The Cracks are a Feature Not a Fault

In 2011 Will Ferrell was awarded the Mark Twain Prize for American Humor. Here is the first two minutes of his acceptance speech and it is greatness.

There is a story within the Jewish tradition in which God creates the world by taking in a breath in order to contract God's self in order to make room for creation. Then the divine light was put into ten vessels and sent to creation but the vessels broke the light got out. Some of the light returned to the Source and other parts fell all over creation. We see the divine lights in stars, grains of sand and in the sparkle in the eyes of others. Human beings were created with the task to "repair the world" - Tikkum Olam. 

While it was part of a bit, when Will Ferrell dropped the award his instinct is what our instinct would be. Pick up the pieces and try to repair it. 

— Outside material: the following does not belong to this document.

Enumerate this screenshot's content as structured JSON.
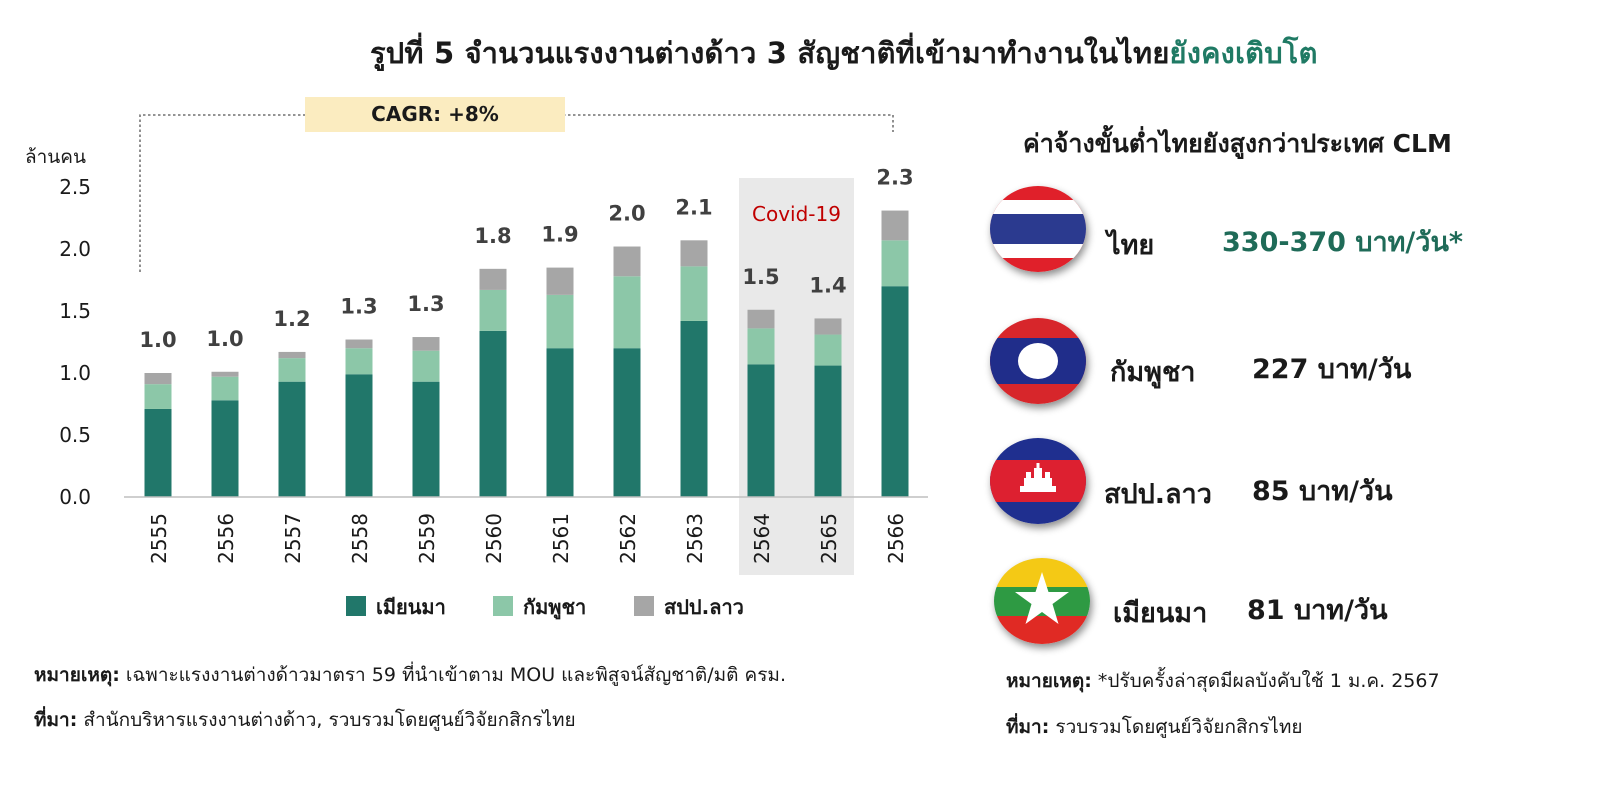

The Gospel is the story that says, the cracks in the world are important. When Jesus was resurrected his hands and feet were still cracked. The self-help industry see cracks as a fault. The Good News sees cracks as a feature. Jesus did not cover up the cracks in his body, rather it was the cracks that became the conduit for others to believe it all to be real. The cracks in our lives are what make us real. As it was said by Leonard Cohen, "There is a crack in everything, that is how the light gets in." 

You see, when we repair the world the self-help world will teach us that we need to eradicate the cracks, mask over them, repair them so they are gone. The Gospel says that when we do that, when we hid the cracks, we also hide the light. Repairing the world with God is about exposing light, it is about embracing the cracks and trusting that God uses the cracks to heal the world.

The cracks are a feature not a fault.